The threat model for the primary use-case (validation in Spamassassin) includes
the processing of malicious email headers and dns dmarc records, potentially leading to
improper DMARC validation, denial of service or code exection on the host.
The possible injection points are generally well sanitized and validated to prevent abuse.
Minor issues related to file loading were noticed and raised upstream:
https://github.com/msimerson/mail-dmarc/issues/231

The threat model for the reporting functionality extends the above to processing
of malicious received reports (email subject, body, and attachement metadata), as
well as tampering and information disclosure due to insecure connection to external
(authenticated) SMTP/IMAP servers. In this case the user-controlled data is largely
processed with external libraries (IO::Uncompress, Email::Simple, Email::MIME,
XML::LibXML), and is thus outside the scope of this review.

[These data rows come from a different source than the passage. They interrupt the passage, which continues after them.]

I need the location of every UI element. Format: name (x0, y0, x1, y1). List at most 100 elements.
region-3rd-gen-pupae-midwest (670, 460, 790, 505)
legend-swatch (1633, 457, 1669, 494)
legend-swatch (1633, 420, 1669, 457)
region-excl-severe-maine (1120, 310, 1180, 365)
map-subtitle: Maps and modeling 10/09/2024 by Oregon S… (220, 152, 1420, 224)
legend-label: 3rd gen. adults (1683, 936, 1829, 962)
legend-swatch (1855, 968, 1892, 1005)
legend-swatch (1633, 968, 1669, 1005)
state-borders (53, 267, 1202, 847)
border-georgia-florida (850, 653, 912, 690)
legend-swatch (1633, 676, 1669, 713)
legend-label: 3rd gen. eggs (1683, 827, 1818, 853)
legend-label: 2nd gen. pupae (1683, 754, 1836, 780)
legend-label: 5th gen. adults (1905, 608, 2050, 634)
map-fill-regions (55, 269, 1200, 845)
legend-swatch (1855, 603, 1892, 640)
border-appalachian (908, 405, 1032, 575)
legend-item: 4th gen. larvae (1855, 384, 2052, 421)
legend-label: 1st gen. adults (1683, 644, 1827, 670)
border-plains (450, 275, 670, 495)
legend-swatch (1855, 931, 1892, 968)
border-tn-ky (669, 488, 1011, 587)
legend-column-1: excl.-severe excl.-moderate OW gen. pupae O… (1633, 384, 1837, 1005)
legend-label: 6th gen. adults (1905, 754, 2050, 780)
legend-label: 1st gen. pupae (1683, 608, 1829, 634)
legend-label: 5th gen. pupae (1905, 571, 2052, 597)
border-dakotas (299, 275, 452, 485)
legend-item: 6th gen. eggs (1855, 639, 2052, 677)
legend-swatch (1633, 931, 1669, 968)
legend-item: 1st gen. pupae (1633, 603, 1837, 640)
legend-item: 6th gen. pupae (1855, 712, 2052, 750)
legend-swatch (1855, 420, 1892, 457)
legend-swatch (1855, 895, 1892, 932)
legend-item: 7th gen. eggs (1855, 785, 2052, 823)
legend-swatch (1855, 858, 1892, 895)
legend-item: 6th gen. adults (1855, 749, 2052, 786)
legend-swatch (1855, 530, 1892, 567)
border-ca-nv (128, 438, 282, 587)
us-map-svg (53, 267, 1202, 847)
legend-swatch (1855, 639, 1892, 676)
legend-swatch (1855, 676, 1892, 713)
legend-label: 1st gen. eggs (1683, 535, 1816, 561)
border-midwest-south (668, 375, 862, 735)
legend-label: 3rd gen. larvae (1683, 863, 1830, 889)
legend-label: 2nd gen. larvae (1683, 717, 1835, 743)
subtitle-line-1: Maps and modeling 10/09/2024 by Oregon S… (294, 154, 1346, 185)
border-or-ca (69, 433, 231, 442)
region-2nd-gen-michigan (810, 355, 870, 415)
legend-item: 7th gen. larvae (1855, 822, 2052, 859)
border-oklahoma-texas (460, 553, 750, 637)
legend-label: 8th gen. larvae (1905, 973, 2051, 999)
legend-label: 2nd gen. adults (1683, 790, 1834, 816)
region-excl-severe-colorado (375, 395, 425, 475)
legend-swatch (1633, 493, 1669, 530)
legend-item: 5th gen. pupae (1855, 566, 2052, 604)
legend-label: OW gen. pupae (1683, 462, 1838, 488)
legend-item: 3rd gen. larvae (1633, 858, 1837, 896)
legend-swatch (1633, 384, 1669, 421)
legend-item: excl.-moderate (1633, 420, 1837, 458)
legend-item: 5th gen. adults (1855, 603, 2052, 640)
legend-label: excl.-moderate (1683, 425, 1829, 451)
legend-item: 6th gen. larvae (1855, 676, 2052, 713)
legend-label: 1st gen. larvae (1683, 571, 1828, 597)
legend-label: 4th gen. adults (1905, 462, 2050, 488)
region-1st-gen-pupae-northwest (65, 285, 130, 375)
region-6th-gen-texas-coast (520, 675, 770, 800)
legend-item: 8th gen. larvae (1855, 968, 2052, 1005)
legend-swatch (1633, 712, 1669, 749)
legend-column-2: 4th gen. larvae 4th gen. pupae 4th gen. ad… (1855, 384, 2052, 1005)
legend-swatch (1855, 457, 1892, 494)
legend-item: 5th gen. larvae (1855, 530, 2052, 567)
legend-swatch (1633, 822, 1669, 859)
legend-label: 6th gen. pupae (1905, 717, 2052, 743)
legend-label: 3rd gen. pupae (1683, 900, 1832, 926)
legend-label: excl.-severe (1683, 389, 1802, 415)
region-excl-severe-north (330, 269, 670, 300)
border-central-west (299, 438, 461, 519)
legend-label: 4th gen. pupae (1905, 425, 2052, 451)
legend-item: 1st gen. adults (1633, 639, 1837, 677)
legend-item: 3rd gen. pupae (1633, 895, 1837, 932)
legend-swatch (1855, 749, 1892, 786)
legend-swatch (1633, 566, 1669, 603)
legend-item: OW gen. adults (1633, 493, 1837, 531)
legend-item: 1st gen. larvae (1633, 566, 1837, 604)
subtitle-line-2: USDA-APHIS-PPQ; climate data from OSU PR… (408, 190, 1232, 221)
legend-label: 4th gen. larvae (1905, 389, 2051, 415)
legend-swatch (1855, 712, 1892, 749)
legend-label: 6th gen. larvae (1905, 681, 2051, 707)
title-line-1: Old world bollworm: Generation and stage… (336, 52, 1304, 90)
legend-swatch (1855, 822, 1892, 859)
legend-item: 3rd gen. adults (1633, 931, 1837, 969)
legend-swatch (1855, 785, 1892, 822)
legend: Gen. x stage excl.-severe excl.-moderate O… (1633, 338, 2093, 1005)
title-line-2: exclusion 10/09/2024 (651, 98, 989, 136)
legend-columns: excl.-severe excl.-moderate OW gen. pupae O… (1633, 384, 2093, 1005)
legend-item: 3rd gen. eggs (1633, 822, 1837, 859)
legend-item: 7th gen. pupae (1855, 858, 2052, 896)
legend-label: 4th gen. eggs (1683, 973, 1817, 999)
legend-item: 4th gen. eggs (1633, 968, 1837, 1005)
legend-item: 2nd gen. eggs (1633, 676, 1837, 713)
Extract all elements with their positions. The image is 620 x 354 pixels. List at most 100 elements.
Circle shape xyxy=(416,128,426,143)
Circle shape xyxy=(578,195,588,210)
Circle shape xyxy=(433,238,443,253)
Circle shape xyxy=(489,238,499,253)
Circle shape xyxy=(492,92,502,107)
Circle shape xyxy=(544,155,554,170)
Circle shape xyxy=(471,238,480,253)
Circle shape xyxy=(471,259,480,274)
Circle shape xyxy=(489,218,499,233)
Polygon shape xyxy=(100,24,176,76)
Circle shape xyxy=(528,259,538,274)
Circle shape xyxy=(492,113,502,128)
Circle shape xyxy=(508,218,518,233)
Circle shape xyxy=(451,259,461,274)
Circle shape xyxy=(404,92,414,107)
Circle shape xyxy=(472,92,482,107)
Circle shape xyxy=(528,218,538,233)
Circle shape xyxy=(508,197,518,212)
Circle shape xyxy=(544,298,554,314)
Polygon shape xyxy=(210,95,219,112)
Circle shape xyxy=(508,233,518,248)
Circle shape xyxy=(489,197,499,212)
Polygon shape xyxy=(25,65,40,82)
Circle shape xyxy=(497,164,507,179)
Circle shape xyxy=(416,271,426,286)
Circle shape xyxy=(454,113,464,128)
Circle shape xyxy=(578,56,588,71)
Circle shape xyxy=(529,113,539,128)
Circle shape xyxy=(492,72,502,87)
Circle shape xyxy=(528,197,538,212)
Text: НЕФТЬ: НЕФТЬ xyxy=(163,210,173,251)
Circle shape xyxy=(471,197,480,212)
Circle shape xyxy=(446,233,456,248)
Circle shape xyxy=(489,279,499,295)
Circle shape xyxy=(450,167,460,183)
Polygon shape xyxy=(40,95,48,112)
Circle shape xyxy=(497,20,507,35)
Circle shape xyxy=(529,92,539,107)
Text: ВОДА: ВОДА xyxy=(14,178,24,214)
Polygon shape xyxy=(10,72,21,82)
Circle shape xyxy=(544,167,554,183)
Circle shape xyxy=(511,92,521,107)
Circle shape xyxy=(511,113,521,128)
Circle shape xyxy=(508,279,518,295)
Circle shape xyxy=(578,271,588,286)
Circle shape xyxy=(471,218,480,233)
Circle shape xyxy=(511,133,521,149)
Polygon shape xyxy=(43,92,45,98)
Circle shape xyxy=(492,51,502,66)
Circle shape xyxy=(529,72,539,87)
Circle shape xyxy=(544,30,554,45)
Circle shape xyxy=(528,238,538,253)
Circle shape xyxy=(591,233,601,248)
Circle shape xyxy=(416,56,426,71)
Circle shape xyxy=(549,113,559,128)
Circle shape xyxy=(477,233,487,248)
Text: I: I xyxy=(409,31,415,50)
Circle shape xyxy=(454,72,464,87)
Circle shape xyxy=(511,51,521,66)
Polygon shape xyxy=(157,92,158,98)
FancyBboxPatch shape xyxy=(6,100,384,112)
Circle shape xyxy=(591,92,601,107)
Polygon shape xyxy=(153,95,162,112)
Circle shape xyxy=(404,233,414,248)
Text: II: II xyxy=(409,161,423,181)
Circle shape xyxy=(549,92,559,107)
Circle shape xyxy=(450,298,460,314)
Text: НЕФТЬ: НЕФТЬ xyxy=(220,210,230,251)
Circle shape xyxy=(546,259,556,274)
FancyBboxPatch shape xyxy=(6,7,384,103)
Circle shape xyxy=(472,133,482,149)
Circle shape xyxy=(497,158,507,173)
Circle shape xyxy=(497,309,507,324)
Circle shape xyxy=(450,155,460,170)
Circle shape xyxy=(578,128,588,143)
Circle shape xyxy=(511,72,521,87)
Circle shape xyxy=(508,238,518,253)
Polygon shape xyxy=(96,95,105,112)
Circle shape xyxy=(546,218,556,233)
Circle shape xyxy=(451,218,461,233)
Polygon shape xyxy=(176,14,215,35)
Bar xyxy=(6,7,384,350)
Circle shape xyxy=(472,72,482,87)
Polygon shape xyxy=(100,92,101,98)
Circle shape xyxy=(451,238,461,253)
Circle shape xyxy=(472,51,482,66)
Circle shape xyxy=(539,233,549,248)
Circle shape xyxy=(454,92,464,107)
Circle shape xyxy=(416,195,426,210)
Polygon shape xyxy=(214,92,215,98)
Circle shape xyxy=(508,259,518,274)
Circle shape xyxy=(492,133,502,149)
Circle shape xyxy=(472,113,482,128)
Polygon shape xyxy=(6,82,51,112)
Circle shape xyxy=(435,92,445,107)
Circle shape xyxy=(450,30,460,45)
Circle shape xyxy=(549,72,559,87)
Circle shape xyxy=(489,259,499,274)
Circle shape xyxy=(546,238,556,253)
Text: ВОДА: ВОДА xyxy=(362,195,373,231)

The connection to IMAP was identified to not strictly enforce TLS, and the issue was
raised upstream: https://github.com/msimerson/mail-dmarc/issues/233

Additionally, an unsafe use of string-`eval` was discovered, which allows for
arbitrary code execution and possibly privilege escalation in the unlikely scenario
that the library is executed in a privileged context AND
in a world-writable direcory (e.g. root runs `dmarc_view_reports` in /tmp).
Upstream issue: https://github.com/msimerson/mail-dmarc/issues/234

The upstream maintainer responded promptly is resolving the issues.

Security team ACK for promoting libmail-dmarc-perl to main. This is irrespective
of the decision on whether the Email::MIME dependency is to be replaced or not.